Calling each object's tp_clear slot causes all internal links to be broken and the reference count to drop to 0, triggering the destruction of all inaccessible objects.

Optimization: Generations

To limit the time required for each garbage collection, GC uses a popular optimization: generation. The main idea behind this concept is the assumption that most objects are short-lived and thus can be collected shortly after creation. It turns out that this is very close to the reality of many Python programs, because many temporary objects are created and destroyed very quickly. The older an object is, the less likely it is to become inaccessible.

To take advantage of this fact, all container objects are divided into three spaces/generations. Every new object starts from the first generation (generation 0). The previous algorithm is only executed on objects of a particular generation, if an object survives collection in its generation, it will be moved to the next generation (generation 1), where it will be polled for collection less frequently . If the same object survives another round of GC in the new generation (generation 1), it will be moved to the previous generation (generation 2), where it will be checked the least number of times.

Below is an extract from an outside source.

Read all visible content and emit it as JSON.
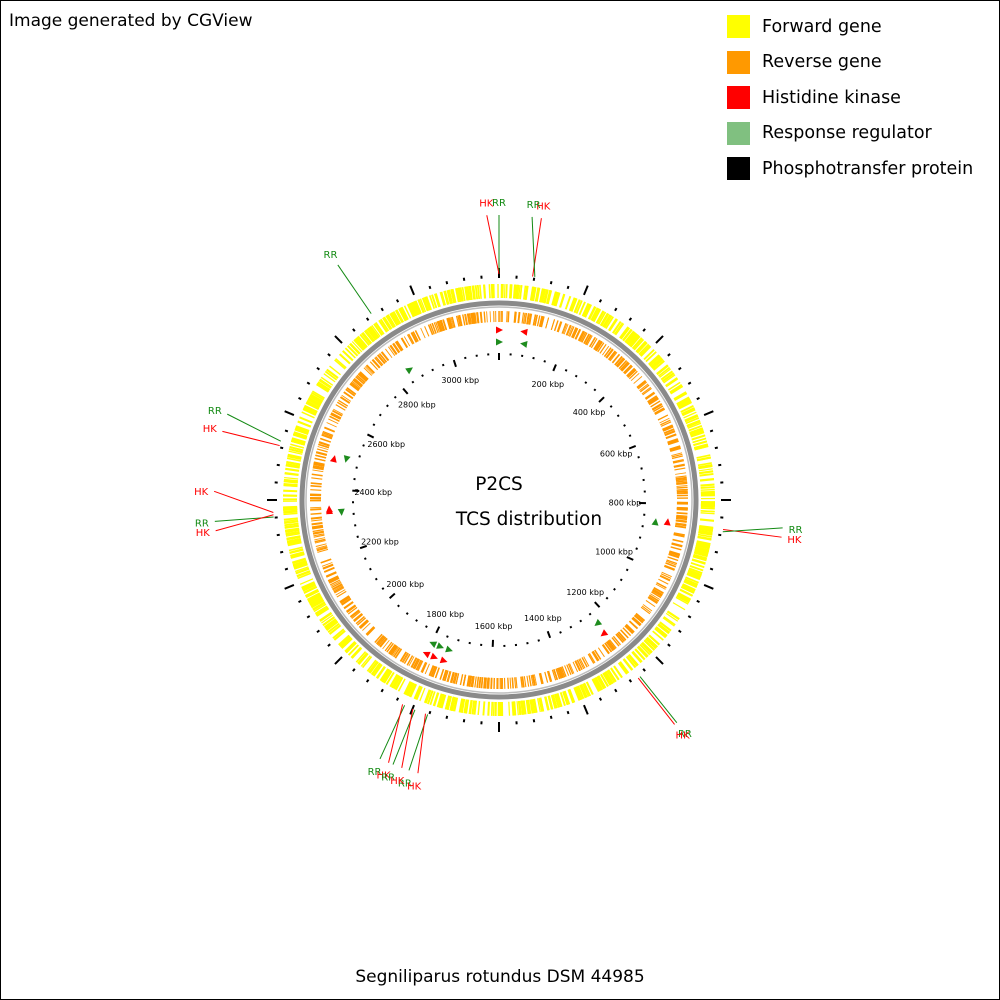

To decide when to run, the collector keeps track of the number of object allocations and deallocations since the last collection. Collection starts when the number of allocations minus the number of frees exceeds threshold_0. Initially only generation 0 is checked. If generation 0 has been checked more than the threshold 1 time since generation 1 was checked, then generation 1 is also checked. For the second generation, things are a bit more complicated; see Collecting the oldest generation for details. These thresholds can be checked using the gc.get_threshold() function:

import gc
gc.get_threshold()
(700, 10, 10)

The contents of these generations can be inspected using the gc.get_objects(generation=NUM) function, and collections can be triggered specifically within a generation by calling gc.collect(generation=NUM).

import gc
class MyObj:
    pass


# Move everything to the last generation so it's easier to inspect
# the younger generations.

gc.collect()
0

# Create a reference cycle.

x = MyObj()
x.self = x

# Initially the object is in the youngest generation.

gc.get_objects(generation=0)
[..., <__main__.MyObj object at 0x7fbcc12a3400>, ...]

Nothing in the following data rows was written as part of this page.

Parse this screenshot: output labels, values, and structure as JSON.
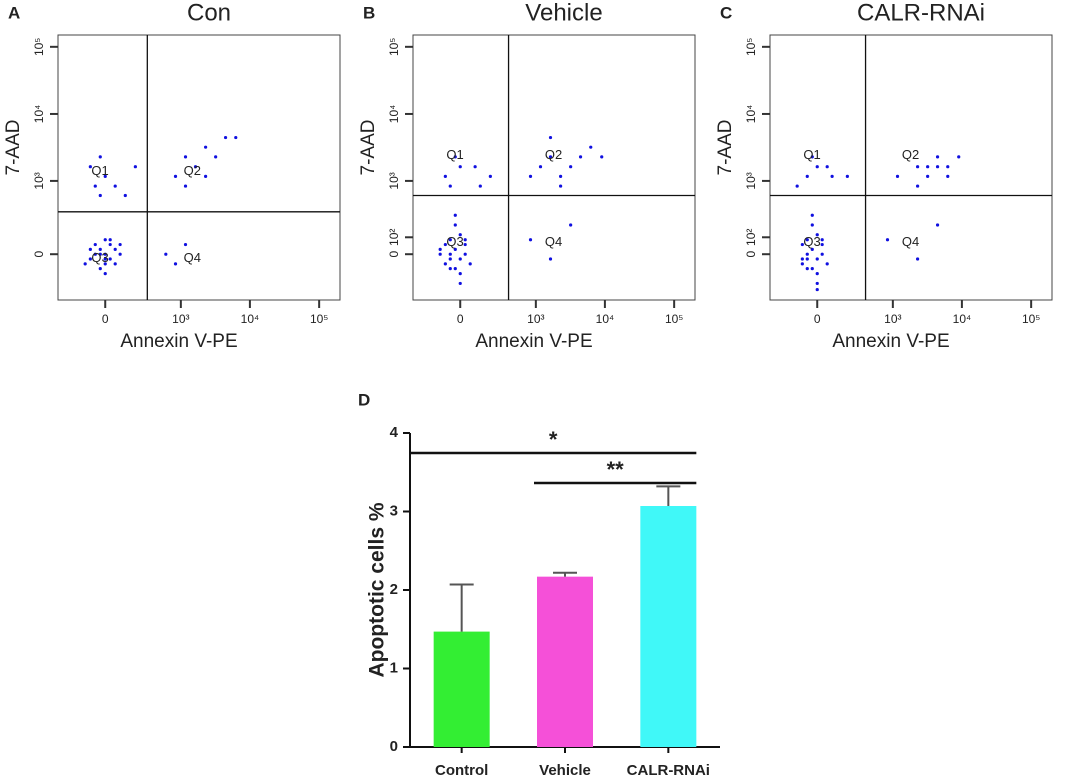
{
  "chart_data": [
    {
      "type": "scatter",
      "panel": "A",
      "title": "Con",
      "xlabel": "Annexin V-PE",
      "ylabel": "7-AAD",
      "color": "#1010e0",
      "xscale": "biexponential",
      "yscale": "biexponential",
      "xlim": [
        -375,
        200000
      ],
      "ylim": [
        -375,
        150000
      ],
      "xticks": [
        0,
        {
          "value": 1000,
          "label": "10³"
        },
        {
          "value": 10000,
          "label": "10⁴"
        },
        {
          "value": 100000,
          "label": "10⁵"
        }
      ],
      "yticks": [
        0,
        {
          "value": 1000,
          "label": "10³"
        },
        {
          "value": 10000,
          "label": "10⁴"
        },
        {
          "value": 100000,
          "label": "10⁵"
        }
      ],
      "gates": {
        "x": 310,
        "y": 330
      },
      "quadrant_labels": [
        "Q1",
        "Q2",
        "Q3",
        "Q4"
      ],
      "x": [
        -55,
        -27,
        0,
        27,
        55,
        -84,
        84,
        -117,
        0,
        -27,
        27,
        -55,
        55,
        0,
        -84,
        84,
        0,
        -27,
        27,
        0,
        -55,
        0,
        117,
        -27,
        192,
        835,
        1170,
        1635,
        2290,
        3200,
        4450,
        6250,
        1170,
        2290,
        600,
        1170,
        835,
        -27,
        55,
        -84
      ],
      "y": [
        0,
        27,
        -27,
        55,
        -55,
        27,
        0,
        -55,
        84,
        -84,
        -27,
        55,
        27,
        -117,
        -27,
        55,
        0,
        0,
        84,
        -55,
        835,
        1170,
        600,
        2290,
        1635,
        1170,
        2290,
        1635,
        3200,
        2290,
        4450,
        4450,
        835,
        1170,
        0,
        55,
        -55,
        600,
        835,
        1635
      ]
    },
    {
      "type": "scatter",
      "panel": "B",
      "title": "Vehicle",
      "xlabel": "Annexin V-PE",
      "ylabel": "7-AAD",
      "color": "#1010e0",
      "xscale": "biexponential",
      "yscale": "biexponential",
      "xlim": [
        -375,
        200000
      ],
      "ylim": [
        -375,
        150000
      ],
      "xticks": [
        0,
        {
          "value": 1000,
          "label": "10³"
        },
        {
          "value": 10000,
          "label": "10⁴"
        },
        {
          "value": 100000,
          "label": "10⁵"
        }
      ],
      "yticks": [
        0,
        {
          "value": 100,
          "label": "10²"
        },
        {
          "value": 1000,
          "label": "10³"
        },
        {
          "value": 10000,
          "label": "10⁴"
        },
        {
          "value": 100000,
          "label": "10⁵"
        }
      ],
      "gates": {
        "x": 390,
        "y": 600
      },
      "quadrant_labels": [
        "Q1",
        "Q2",
        "Q3",
        "Q4"
      ],
      "x": [
        -55,
        -27,
        0,
        27,
        -84,
        -117,
        -55,
        0,
        -27,
        27,
        -84,
        0,
        -55,
        -27,
        55,
        0,
        -117,
        -27,
        27,
        -55,
        -84,
        0,
        117,
        -27,
        192,
        1170,
        1635,
        2290,
        3200,
        4450,
        6250,
        9000,
        1635,
        835,
        2290,
        835,
        1635,
        3200,
        -55,
        84
      ],
      "y": [
        0,
        27,
        -27,
        55,
        -55,
        27,
        84,
        -117,
        -84,
        0,
        55,
        117,
        -27,
        192,
        -55,
        -192,
        0,
        289,
        84,
        -84,
        1170,
        1635,
        835,
        2290,
        1170,
        1635,
        2290,
        1170,
        1635,
        2290,
        3200,
        2290,
        4450,
        1170,
        835,
        84,
        -27,
        192,
        835,
        1635
      ]
    },
    {
      "type": "scatter",
      "panel": "C",
      "title": "CALR-RNAi",
      "xlabel": "Annexin V-PE",
      "ylabel": "7-AAD",
      "color": "#1010e0",
      "xscale": "biexponential",
      "yscale": "biexponential",
      "xlim": [
        -375,
        200000
      ],
      "ylim": [
        -375,
        150000
      ],
      "xticks": [
        0,
        {
          "value": 1000,
          "label": "10³"
        },
        {
          "value": 10000,
          "label": "10⁴"
        },
        {
          "value": 100000,
          "label": "10⁵"
        }
      ],
      "yticks": [
        0,
        {
          "value": 100,
          "label": "10²"
        },
        {
          "value": 1000,
          "label": "10³"
        },
        {
          "value": 10000,
          "label": "10⁴"
        },
        {
          "value": 100000,
          "label": "10⁵"
        }
      ],
      "gates": {
        "x": 390,
        "y": 600
      },
      "quadrant_labels": [
        "Q1",
        "Q2",
        "Q3",
        "Q4"
      ],
      "x": [
        -55,
        -27,
        0,
        27,
        -84,
        -55,
        0,
        -27,
        27,
        -84,
        0,
        -55,
        -27,
        55,
        0,
        -27,
        27,
        -55,
        -84,
        0,
        -117,
        0,
        84,
        -27,
        192,
        1170,
        2290,
        3200,
        4450,
        6250,
        4450,
        6250,
        9000,
        3200,
        2290,
        835,
        2290,
        4450,
        -55,
        55
      ],
      "y": [
        0,
        27,
        -27,
        55,
        -55,
        84,
        -117,
        -84,
        0,
        55,
        117,
        -27,
        192,
        -55,
        -192,
        289,
        84,
        -84,
        -27,
        -250,
        835,
        1635,
        1170,
        2290,
        1170,
        1170,
        1635,
        1170,
        1635,
        1635,
        2290,
        1170,
        2290,
        1635,
        835,
        84,
        -27,
        192,
        1170,
        1635
      ]
    },
    {
      "type": "bar",
      "panel": "D",
      "ylabel": "Apoptotic cells %",
      "categories": [
        "Control",
        "Vehicle",
        "CALR-RNAi"
      ],
      "values": [
        1.47,
        2.17,
        3.07
      ],
      "errors": [
        0.6,
        0.05,
        0.25
      ],
      "colors": [
        "#33ee33",
        "#f550d8",
        "#40f8f8"
      ],
      "ylim": [
        0,
        4
      ],
      "yticks": [
        0,
        1,
        2,
        3,
        4
      ],
      "annotations": [
        {
          "text": "*",
          "from": 0,
          "to": 2
        },
        {
          "text": "**",
          "from": 1,
          "to": 2
        }
      ]
    }
  ]
}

# After a collection of the youngest generation the object
# moves to the next generation.

gc.collect(generation=0)
0
gc.get_objects(generation=0)
[]
gc.get_objects(generation=1)
[..., <__main__.MyObj object at 0x7fbcc12a3400>, ...]

Collect the oldest generation

In addition to various configurable thresholds, the GC only triggers a full collection of the oldest generation if the long_lived_pending/long_lived_total ratio is above a given value (25% hardwired). The reason is that while "non-full" collections (i.e. collections of the young and middle generations) will always examine roughly the same number of objects (determined by the above threshold), the cost of a full collection is proportional to the total number of long-lived objects, which Actually unlimited. In fact, it has been pointed out that doing a full collection every time a <constant> object is created can lead to a drastic performance drop for workloads that include creating and storing large numbers of long-lived objects (e.g. building a GC-tracked object will show quadratic performance instead of the expected linear performance). Conversely, using the above ratio, yields amortized linear performance to the total number of objects (the effect can be summed up this way: "As the number of objects grows, each full garbage collection becomes more and more expensive, but we do more and more garbage few").